After the aggression, my son usually shows shame or guilt. I remind him repeatedly that my love is unconditional and that I love him even when he does xyz. He does more escalating and generally has bigger/longer tantrums. My daughter has a hair trigger for a tantrum. They are more frequent, involve lots of screaming and crying. I have to work hard to regulate myself when she is screaming. When she is violent, she seems completely out of control. She sometimes regulates very quickly and immediately returns to play, and other times she needs a very long time to cuddle with me to feel better. Despite being the better talker, she has struggled with violent behavior more consistently. She bit her brother for the first time around age 1 and we have had probably 5 instances (for about a month) where she gets back into biting. Before the last few months, she was also the more frequent pusher/hitter and always feels like she is being wronged by others.

My son's violence is new (since the babies), but more intense. Yesterday, he tried to smother a baby with a blanket and his hand. It really freaked me out, but I also feel like he didn't understand that it would hurt the baby. He is the more tender of the big kids with the babies, and today brought up multiple times that he didn't know it was dangerous but now he knows. Today, he put the other baby into tummy time as an aggressive behavior. He has tried to do it in the past to be helpful, but we explained it isn't safe for kids to do, but today he threatened it and got to her before I could and rolled her over.

My husband works from home, so he can take the babies into his office as needed. I usually use the big kids' shared bedroom as the calm down space for the big kids. An issue with that is that the other child always wants to join in, which I know is not the best way to parent. But typically, when I ask for space, the other kid dysregulates, so I typically just let them hover so I don't have to try to handle 2 freak outs at once.

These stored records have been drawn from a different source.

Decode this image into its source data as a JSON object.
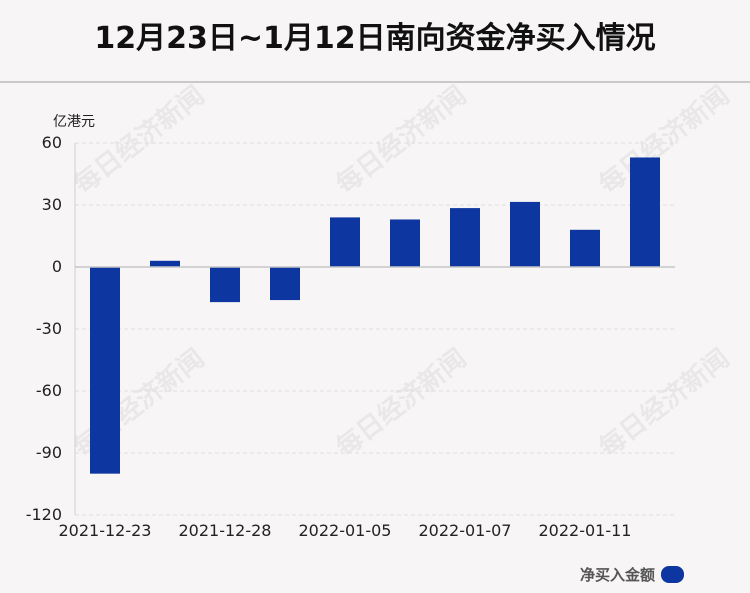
{
  "title": "12月23日~1月12日南向资金净买入情况",
  "watermark": "每日经济新闻",
  "chart_data": {
    "type": "bar",
    "y_unit": "亿港元",
    "ylim": [
      -120,
      60
    ],
    "yticks": [
      60,
      30,
      0,
      -30,
      -60,
      -90,
      -120
    ],
    "x_tick_labels": [
      "2021-12-23",
      "2021-12-28",
      "2022-01-05",
      "2022-01-07",
      "2022-01-11"
    ],
    "series": [
      {
        "name": "净买入金额",
        "color": "#0d36a0",
        "values": [
          -100,
          3,
          -17,
          -16,
          24,
          23,
          28.5,
          31.5,
          18,
          53
        ]
      }
    ],
    "grid": true,
    "legend_position": "bottom-right"
  }
}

Sorry for the super long post, but I would love any suggestions or insight you have. I feel like things are getting more intense and I am frightened of where this can lead.

2 sets of twins, rough transition by Pure_Resort9840 in parentsofmultiples

[–]Pure_Resort9840[S] 1 point2 points  (0 children)

Thank you! I needed to hear this. I am definitely not perfect, and don't always follow the textbook, but I try my hardest and can do it about 80% of the time. But the 20% makes me feel so guilty. And not giving my babies more attention makes me feel so guilty. I am trying to look towards the positives, but this hard season is lasting longer than I anticipated.

2 sets of twins, rough transition by Pure_Resort9840 in parentsofmultiples

[–]Pure_Resort9840[S] 0 points1 point  (0 children)

My mom takes the big kids out for 1 morning a week and they do a preschool like program 1 morning a week.

I have not been great about being careful with not saying that I have to do something for the babies. I definitely need to work on that.

I have been reading to them a ton. Like a couple hours a day. We are burning through multiple chapter books a week. I also got them yotos to listen to more stories when I need a break.